Home / Technology
Meta suspends partnership with Mercor following massive AI data breach
Security experts link the Mercor breach to a supply chain attack on LiteLLM
Meta has indefinitely suspended its partnership with the $10 billion data contracting startup Mercor following a significant security breach that has sent shockwaves through the artificial intelligence industry.
The decision comes after Mercor revealed it was one of thousands of organisations impacted by a sophisticated supply chain attack.
The breach has prompted major AI labs, including OpenAI and Anthropic, to urgently evaluate the potential exposure of their highly confidential training methodologies and proprietary datasets.

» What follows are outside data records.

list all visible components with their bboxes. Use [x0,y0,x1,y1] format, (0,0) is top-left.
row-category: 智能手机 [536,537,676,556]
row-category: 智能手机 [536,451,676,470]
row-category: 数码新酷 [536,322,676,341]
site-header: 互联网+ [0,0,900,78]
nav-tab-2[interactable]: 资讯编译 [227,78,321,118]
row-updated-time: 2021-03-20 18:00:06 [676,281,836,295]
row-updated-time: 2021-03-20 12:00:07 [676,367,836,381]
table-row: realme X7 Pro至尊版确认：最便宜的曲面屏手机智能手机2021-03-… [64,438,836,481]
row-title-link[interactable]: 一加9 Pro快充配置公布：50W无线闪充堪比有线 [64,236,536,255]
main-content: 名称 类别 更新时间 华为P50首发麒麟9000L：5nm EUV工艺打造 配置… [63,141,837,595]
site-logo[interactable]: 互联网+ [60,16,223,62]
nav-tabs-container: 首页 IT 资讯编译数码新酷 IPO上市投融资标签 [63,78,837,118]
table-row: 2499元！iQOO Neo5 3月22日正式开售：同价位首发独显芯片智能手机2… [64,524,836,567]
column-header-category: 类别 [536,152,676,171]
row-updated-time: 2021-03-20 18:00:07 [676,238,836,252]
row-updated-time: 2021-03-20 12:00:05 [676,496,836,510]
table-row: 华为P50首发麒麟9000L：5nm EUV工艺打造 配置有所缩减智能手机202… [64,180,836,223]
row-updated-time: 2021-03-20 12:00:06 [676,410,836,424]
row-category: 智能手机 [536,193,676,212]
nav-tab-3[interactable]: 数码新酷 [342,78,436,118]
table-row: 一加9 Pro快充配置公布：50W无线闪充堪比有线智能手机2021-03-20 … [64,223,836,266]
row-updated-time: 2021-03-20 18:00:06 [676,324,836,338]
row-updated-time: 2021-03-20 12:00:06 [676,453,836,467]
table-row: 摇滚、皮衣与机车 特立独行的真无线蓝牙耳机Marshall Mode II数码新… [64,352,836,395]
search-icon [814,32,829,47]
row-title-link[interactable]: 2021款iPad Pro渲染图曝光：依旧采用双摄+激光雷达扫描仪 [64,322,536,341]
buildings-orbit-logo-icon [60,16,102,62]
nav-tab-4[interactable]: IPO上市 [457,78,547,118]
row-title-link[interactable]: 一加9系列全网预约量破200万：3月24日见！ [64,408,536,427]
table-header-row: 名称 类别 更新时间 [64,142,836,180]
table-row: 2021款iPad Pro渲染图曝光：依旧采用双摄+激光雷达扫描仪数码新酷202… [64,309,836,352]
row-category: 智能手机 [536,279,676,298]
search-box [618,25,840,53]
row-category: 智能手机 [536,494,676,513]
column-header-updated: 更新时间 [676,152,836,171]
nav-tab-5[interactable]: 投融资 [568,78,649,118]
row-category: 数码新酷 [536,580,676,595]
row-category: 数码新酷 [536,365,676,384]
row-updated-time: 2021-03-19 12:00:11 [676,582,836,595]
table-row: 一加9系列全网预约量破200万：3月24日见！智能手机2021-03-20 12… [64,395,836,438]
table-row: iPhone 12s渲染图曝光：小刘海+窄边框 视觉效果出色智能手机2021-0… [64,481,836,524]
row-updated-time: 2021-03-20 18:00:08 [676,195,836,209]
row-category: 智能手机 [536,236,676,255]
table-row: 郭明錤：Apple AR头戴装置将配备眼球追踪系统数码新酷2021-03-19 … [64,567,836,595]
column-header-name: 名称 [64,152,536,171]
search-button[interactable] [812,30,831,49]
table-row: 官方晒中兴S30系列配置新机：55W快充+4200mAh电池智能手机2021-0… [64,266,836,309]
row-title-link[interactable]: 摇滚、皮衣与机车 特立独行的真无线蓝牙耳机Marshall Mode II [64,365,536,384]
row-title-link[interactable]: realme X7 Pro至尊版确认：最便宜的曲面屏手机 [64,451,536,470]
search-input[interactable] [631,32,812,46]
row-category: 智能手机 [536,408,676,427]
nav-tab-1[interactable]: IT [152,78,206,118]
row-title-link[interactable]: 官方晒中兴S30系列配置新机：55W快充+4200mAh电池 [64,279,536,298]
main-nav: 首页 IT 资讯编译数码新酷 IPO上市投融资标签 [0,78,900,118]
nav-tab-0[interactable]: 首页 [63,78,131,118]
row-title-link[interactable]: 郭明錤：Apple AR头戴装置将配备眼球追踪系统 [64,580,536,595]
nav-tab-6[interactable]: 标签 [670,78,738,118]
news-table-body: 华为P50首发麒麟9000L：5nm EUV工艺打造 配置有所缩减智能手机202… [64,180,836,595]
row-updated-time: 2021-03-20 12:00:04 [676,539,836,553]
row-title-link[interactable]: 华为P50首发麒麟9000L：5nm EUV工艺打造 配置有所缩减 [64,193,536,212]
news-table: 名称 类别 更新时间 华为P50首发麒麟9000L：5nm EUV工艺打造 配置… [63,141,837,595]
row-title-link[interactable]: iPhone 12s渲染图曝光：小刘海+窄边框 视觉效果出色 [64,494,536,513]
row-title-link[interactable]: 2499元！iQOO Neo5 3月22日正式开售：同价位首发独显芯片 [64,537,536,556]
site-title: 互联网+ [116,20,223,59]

The cyberattack has been traced back to compromised updates of an open-source AI tool called LiteLLM, which was reportedly infected with malicious code by a hacking collective known as TeamPCP.
While Mercor stated it moved quickly to contain the incident with third-party forensic experts, the breach reportedly allowed for the exfiltration of sensitive internal communications and data selection criteria.
OpenAI has clarified that while it is investigating the matter, no user data was compromised; however, the "human touch" of the situation is being felt by hundreds of contractors.
Those staffed on Meta-related projects currently find themselves unable to log billable hours as systems remain offline.
Mercor plays a pivotal role in the AI ecosystem by leveraging a vast network of human experts to generate high-quality training data.
This data is considered essential intellectual property, as it reveals the specific strategies used to refine advanced algorithms.
Security researchers warn that the stolen information could provide competitors with deep insights into the training protocols that firms have spent billions of pounds developing over several years.
As the investigation continues, the hacking group Lapsus$ has also claimed to have obtained up to 4TB of data from Mercor's systems.
The incident underscores a critical vulnerability in the AI supply chain, highlighting how a single compromised vendor can jeopardise the security of the world's most prominent technology companies.